Shyan -- please check your PMs. The student must do the bulk of the work on their homework. Please do not do their work for them.

 

[paranormal]

for your question. I would approach this problem by first determining the density of the neutron star. This can be calculated by using the given radius and mass of the neutron star, as well as the formula for volume of a sphere (V = 4/3 * π * r^3). This will give us the average density of the neutron star.

Next, I would use this density to calculate the thickness of the layer formed by the collision. This can be done by considering the total mass of the earth-like object and dividing it by the density of the neutron star. This will give us the volume of the layer, and from there we can use the formula for volume of a cylinder (V = π * r^2 * h) to solve for the thickness (h).

Once we have the thickness of the layer, we can proceed with calculating the gravitational potential energy released during the collision.

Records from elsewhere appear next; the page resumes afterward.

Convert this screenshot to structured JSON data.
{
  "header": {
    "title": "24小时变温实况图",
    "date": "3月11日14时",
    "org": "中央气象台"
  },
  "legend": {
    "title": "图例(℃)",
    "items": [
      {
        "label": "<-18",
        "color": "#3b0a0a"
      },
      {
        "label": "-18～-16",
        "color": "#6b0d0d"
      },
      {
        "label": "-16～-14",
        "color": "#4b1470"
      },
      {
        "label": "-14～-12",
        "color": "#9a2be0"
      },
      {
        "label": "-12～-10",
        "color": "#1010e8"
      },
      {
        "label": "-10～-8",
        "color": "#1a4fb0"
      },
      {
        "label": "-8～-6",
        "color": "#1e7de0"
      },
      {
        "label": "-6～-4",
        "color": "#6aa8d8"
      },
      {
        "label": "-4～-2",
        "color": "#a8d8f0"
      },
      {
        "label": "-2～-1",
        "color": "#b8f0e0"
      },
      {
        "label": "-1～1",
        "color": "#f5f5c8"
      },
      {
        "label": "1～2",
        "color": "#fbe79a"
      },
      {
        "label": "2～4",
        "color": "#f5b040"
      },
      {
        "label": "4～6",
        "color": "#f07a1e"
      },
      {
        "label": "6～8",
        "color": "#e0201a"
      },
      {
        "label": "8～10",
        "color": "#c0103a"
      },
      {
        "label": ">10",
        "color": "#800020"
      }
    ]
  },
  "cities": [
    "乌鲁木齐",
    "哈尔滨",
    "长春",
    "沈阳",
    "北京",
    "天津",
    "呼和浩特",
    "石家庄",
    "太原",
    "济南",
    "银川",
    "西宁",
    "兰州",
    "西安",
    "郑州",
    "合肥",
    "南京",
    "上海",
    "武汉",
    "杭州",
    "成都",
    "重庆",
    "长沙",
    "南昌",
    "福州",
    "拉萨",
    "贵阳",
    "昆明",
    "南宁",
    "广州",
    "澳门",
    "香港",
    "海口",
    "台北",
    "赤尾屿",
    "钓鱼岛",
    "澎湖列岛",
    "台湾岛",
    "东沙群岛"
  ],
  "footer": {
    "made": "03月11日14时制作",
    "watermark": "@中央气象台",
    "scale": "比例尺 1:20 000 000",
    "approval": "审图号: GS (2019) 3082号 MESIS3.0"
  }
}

As you mentioned, we can use the formula U = -GMm/r, where r is now the sum of the original neutron star radius and the thickness of the layer. This will give us the potential energy released during the collision.

In terms of comparing this energy to the total nuclear energy released by the Sun during its main sequence lifetime, this would require some further calculations and assumptions. It would depend on the specific mass and composition of the earth-like object, as well as the efficiency of the conversion of its material to neutron star material. Nevertheless, this comparison could provide some interesting insights into the incredible forces involved in this type of collision.

I hope this helps and provides a starting point for your solution. Keep in mind that as a scientist, it's important to carefully consider all the given information and use appropriate equations and methods to arrive at a solution. Good luck with your homework!